La sentenza venne confermata dalla Corte d’appello, nei cui confronti l’imputato propone ricorso per Cassazione, insistendo sull’erronea interpretazione dell’articolo 6 del Dpr 633/1972, in quanto il corrispettivo cui si riferivano le due fatture non era stato pagato dalla società che ha ricevuto la prestazione inerente un contratto di appalto intercorso tra le due. La ricorrente, aggiunge, ha, quindi, contabilizzato il cespite soltanto ai fini delle imposte sui redditi e non anche ai fini Iva, in quanto non aveva incassato il relativo importo, trattandosi appunto di fattura ad esigibilità differita.
 
Il regime dell’Iva per cassa
E’ opportuno premettere l’articolo 7 del Dl 185/2008, le cui disposizioni attuative sono state approvate con decreto ministeriale 26 marzo 2009, ha esteso la possibilità di effettuare cessioni di beni e prestazioni di servizi per le quali l’Iva diventa esigibile al momento dell’effettiva riscossione del corrispettivo, anche alle operazioni effettuate nei confronti di cessionari o committenti che agiscono nell’esercizio di impresa, arte o professione.
 
Il differimento dell’esigibilità dell’Iva era, infatti, già previsto dall’articolo 6, comma 5, del Dpr 633/1972, ma limitatamente alle operazioni effettuate nei confronti di alcune specifiche tipologie di soggetti (Stato, enti pubblici territoriali, Asl, Camere di commercio, eccetera). Il differimento dell’esigibilità dell’Iva comporta che il debito d’imposta verso l’erario a carico del cedente o prestatore (e, correlativamente, il diritto alla detrazione spettante al cessionario o committente) sorge, in ogni caso, al momento del pagamento dei corrispettivi.

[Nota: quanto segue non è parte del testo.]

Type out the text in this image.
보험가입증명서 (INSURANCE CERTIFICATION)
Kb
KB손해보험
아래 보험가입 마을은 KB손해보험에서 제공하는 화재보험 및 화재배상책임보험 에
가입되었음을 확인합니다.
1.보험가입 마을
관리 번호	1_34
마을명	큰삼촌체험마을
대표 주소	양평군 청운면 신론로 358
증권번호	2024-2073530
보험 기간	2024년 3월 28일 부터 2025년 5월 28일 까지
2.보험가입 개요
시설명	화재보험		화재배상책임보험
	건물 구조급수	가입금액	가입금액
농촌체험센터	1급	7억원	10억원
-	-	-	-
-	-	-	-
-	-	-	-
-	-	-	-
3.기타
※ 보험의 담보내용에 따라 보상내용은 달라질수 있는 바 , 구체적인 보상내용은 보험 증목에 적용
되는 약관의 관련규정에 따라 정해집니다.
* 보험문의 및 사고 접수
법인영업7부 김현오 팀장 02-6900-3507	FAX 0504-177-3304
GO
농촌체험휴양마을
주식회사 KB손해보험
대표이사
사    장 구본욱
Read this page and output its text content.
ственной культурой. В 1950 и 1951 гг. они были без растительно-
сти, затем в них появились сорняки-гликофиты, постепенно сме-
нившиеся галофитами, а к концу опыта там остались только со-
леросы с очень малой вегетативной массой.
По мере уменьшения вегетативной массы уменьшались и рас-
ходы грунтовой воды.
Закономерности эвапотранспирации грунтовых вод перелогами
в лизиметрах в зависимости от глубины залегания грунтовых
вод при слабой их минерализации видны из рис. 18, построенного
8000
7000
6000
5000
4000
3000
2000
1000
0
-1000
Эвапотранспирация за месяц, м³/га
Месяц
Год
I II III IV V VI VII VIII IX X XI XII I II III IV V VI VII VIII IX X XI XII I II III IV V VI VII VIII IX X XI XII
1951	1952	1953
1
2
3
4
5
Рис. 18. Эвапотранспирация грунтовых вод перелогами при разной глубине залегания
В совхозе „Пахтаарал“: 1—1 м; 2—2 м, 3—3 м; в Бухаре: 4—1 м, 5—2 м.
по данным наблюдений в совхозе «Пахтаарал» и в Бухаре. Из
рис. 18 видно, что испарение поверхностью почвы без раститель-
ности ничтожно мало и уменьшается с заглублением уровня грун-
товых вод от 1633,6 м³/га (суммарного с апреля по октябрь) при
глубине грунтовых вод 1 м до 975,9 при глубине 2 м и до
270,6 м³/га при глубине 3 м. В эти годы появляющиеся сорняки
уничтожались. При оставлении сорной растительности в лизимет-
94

Per le operazioni indicate nell’articolo 6, comma 5, secondo periodo, Dpr 633/1972, l’esigibilità differita rappresenta il regime ordinario e trova applicazione senza che occorra alcuna annotazione in fattura; al contrario qualora il cedente o prestatore intenda applicare il regime dell’esigibilità immediata è necessario esercitare espressa opzione, apponendo sul documento l’annotazione “Iva a esigibilità immediata” (cfr Circolari n. 328/1997 e 20/2009).
 
La decisione
Con la sentenza 33585/2012 in esame, la Corte di cassazione rigetta il ricorso e afferma sostanzialmente che l'amministratore della società è responsabile penalmente per la mancata indicazione delle fatture nella dichiarazione Iva, anche se ha conferito a un terzo l'incarico di assolvere agli adempimenti fiscali.
A monte, il giudice di legittimità ha chiarito che nel caso trattato non poteva trovare applicazione nessuno dei regimi fiscali agevolativi Iva disciplinati dall'articolo 6 del Dpr 633/1972: né quello per le prestazioni di servizi fatti agli enti pubblici né quello del comma 3, per la prevalenza (nel caso di specie) della disposizione del comma 4. Meno che mai, quello dell'Iva per cassa.
 
In particolare, la Corte chiarisce che la (complessa) vicenda della fatturazione, che sta alla base del reato contestato (articolo 4 del Dlgs 74/2000), non concerne il sistema dell’”Iva per cassa” poiché sulle stesse è stata riprodotta la dicitura: “La presente fattura è stata emessa con Iva a esigibilità differita”. Peraltro, il regime Iva per cassa non può avere effetto retroattivo.
Pertanto, esclusa l’applicazione al caso del detto regime nonché di quello disciplinato dal comma 5 dell’articolo 6, Dpr 633/1972, non trattandosi di prestazioni di servizi fatte allo Stato o altri enti pubblici, il giudice di legittimità ritiene che la suddetta annotazione sulle fatture richiami invece il disposto dirimente del comma 3 dell’articolo 6, là dove stabilisce che le prestazioni dei servizi si considerano effettuate al momento del pagamento del corrispettivo (cfr Cassazione 13209/2009).
Quindi la vertenza rientra sotto l’egida del disposto del comma 4 dell’articolo 6, il quale, in deroga all’ordinaria individuazione del momento impositivo (stipulazione per i beni immobili, consegna o spedizione per quelli mobili) prevede che se anteriormente al verificarsi di tali eventi o indipendentemente da essi sia emessa fattura, o sia pagato in tutto o in parte il corrispettivo, l'operazione si considera effettuata nei limiti della fattura o dell’importo pagato, alla data della fattura o a quella del pagamento (Cassazione 13926/2012).
Applicando questo principio alla fattispecie in oggetto, la Cassazione ha, quindi, stabilito che gli obblighi contabili Iva dovevano essere eseguiti al momento di emissione delle fatture in questione e i relativi corrispettivi dichiarati nello stesso anno di emissione, così come avvenuto per le imposte sui redditi.